Only courageous, sustained approach behavior can relieve the pressure. The brain can then “work with it” and defuse it.
We simply cannot integrate what we will not “hold”.
Here is a simple practice drawn from my research and practice to experiment with:
- To begin we need to increase our awareness of the inner workings of our minds and bodies. We react and respond to varieties of stimuli throughout the day. So build on your innate ability to observe.
- Being mindful and practicing mindfulness is the cultivation of simple awareness of the present moment in all its richness without judgment. Observing as a scientist would rather than as an editor.
- When an unpleasant feeling, sensation, thought occurs direct your attention to it, breath with it or “around” it so it can be observed more closely.
- Welcome or embrace it as a part of your inner experience and possibilities.
- I might suggest not getting caught up in thoughts, or at least not too long, but instead focus attention on the feelings and sensations in the body.
- Observe how the feelings and sensations rise and fall, come and go by themselves though some may remain longer than others.
- Whatever arises, welcome it.
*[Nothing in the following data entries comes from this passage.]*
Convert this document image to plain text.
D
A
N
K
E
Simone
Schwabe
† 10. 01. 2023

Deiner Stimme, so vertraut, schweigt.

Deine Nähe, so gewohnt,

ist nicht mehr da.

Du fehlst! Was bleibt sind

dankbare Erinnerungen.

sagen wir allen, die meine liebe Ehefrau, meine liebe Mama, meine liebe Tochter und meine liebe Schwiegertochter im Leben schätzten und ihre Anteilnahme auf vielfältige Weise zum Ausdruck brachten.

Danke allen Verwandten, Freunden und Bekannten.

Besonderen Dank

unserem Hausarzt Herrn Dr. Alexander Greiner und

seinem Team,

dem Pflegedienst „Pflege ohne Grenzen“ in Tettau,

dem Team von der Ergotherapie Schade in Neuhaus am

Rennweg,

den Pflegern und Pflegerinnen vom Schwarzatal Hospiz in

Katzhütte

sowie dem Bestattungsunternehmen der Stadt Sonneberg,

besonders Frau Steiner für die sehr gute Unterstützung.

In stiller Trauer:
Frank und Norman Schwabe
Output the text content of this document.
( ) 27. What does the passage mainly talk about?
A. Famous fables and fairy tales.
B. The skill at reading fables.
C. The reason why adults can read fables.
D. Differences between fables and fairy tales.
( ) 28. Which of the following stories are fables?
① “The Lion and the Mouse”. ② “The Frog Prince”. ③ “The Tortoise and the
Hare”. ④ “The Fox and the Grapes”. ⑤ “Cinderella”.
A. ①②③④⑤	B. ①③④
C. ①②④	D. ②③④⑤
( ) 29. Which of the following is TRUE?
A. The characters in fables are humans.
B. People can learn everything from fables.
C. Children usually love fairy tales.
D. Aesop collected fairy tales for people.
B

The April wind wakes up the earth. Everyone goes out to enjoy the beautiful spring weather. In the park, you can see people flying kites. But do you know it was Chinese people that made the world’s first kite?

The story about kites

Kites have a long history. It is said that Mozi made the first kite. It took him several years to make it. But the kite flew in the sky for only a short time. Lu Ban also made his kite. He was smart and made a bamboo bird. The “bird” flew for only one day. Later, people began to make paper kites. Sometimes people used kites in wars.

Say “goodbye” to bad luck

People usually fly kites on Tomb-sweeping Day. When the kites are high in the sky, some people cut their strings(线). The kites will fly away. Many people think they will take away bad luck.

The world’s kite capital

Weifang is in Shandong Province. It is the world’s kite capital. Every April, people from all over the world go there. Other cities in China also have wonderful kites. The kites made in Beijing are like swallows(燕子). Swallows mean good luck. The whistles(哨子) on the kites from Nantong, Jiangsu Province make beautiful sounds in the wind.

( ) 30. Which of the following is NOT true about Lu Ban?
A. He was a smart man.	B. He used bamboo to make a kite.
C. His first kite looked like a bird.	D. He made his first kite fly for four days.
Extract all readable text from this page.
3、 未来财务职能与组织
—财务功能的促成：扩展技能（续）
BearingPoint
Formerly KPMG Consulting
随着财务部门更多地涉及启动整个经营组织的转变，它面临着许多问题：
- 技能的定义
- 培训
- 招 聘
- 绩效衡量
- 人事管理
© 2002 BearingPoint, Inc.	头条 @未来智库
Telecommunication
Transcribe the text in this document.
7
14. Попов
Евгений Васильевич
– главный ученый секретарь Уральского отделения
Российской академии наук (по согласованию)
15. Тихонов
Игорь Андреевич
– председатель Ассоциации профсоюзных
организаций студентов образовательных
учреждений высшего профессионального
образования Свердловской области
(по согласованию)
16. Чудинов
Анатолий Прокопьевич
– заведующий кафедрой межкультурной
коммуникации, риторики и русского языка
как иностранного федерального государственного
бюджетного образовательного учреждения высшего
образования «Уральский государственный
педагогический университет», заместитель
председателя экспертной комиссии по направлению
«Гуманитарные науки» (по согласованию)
As it leaves, let it go.
- Of course, calm steady, comfortable breaths will probably be very helpful and when things get too heated or uncomfortable the breath is a wonderful place of retreat.
If you do this and have a therapist to help process things with you this practice will give a wealth of data to discuss. If you find that the practice or the experiences that arise are too painful or troubling I suggest you find a therapist who is experienced in helping people find their own way.